Public WiFis Are Always Untrustworthy

When people are faced only with using public WiFi, selecting one that is secure and is password protected is the next best choice to using a VPN. By using the latest web browsers, consumers lower their risk since the security has improved "significantly to detect when a website is untrusted or not the real website," he said.

Not all hotspots are secure, so using your own cell phone as the access point reduces the threat, said Daniel Smith, a security researcher at Radware, a Mahwah, N.J.-based cyber security company.

"If you are going to use your cell phone, I suggest that you do it through tethering versus opening it up as a mobile hotspot," he said.

Updating your devices so that they are utilizing the latest operating system before you head out on a business trip is beneficial.
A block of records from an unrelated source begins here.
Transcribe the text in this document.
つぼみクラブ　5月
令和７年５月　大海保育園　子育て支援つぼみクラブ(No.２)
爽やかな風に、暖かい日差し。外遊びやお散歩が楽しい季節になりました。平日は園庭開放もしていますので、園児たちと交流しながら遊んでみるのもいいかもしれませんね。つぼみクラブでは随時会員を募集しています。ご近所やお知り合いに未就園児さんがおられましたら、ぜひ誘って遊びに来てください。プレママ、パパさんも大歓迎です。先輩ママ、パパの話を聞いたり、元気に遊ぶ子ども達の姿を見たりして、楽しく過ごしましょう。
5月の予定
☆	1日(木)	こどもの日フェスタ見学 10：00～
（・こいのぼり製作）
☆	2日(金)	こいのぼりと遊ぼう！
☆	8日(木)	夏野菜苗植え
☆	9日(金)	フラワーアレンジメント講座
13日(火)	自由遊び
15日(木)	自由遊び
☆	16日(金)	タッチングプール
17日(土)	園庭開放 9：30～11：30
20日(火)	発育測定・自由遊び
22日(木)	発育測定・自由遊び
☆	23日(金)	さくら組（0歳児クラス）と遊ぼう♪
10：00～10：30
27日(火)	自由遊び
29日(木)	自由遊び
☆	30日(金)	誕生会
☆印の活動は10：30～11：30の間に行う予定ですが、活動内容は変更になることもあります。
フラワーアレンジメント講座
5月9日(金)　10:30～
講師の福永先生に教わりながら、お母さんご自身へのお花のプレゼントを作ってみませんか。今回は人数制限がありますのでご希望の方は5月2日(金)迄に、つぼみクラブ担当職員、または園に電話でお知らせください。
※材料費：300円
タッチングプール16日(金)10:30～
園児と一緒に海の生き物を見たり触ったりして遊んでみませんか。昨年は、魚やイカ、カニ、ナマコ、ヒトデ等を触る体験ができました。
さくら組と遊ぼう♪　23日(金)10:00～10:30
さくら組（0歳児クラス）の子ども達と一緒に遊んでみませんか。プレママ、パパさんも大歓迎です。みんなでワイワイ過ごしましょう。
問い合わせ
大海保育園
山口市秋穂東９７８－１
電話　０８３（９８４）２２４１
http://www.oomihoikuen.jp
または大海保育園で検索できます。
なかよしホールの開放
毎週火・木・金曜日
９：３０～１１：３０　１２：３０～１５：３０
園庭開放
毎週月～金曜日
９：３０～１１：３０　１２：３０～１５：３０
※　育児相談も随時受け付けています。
When you are on traveling and not using your devices, Smith recommends disabling the Bluetooth and WiFi options.

"Verify the network's real name when using the hotel's WiFi," he said. "Don't be so quick to trust random WiFi hotspots to just to save a buck on your data plan because it could jeopardize your data."

Attacks from hackers can occur from unsecure hotspots such as the hotel lobby or cafe.

"They can trick data deprived users into connecting and once connected, the attacker can begin running a man-in-the-middle (MITM) attack to obtain sensitive information like passwords and emails," Smith said.

Cellular connections from your phone or a mobile 3/4G connection, are "typically safer than WiFi because it is more difficult to get 'in the middle' of your web traffic," said Ryan Manship, a security practice director of RedTeam Security, a cybersecurity firm in St. Paul, Minn. Hackers would have to "spoof" the point of connection without the person knowing and travelers can easily check their phone or hotspot to see if additional connections are added to the device, he said.

"To execute any real type of MITM attack, the attacker would need to be capable of both spoofing a cell tower and hacking the carrier, which would be a rather sophisticated attack," Manship said. "Always make sure the sites you are connecting to use HTTPS and never ignore warnings from your web browser that the site or connection may be insecure." 

A MITM attack occurs when a malicious eavesdropper or the "man in the middle" is able to read the data when you are browsing a website.

"The attacker is typically a link in the chain through which data travels as it goes from you to the website or vice versa and they have been able to successfully impersonate each side to the other, hence getting total access to the communication," said Emmanuel Schalit, CEO of Dashlane,a New York password manager company. "Delete WiFi networks from your devices that aren't yours and make sure to secure your WiFi connection with a unique, private password."

Even WiFi connections provided by a company at a conference can be vulnerable to an attack.

"When using a WiFi network that one is not familiar with, VPNs play an important role in helping to ensure the security and safety of financial and other transactions," said Borenstein. "Keeping mobile apps up-to-date is also important both for stability and security and using anti-malware technology on a mobile device is becoming an increasingly common option for security."

Depending on the number of people attending a conference, the WiFi signals can "collide with each other and essentially make it so no one can use WiFi even if it is from your mobile hotspot," said Janice Ting, a product marketing manager at Netgear, a San Jose, Calif.-based networking products manufacturer.

A mobile hotspot can be a good alternative because once you connect to a mobile hotspot, all of your devices will remain connected and you can avoid logging in again.

"A mobile hotspot is also ideal because of the powerful battery," she said. "I can keep working on the Internet and save the battery life of my phone for more phone calls and texts."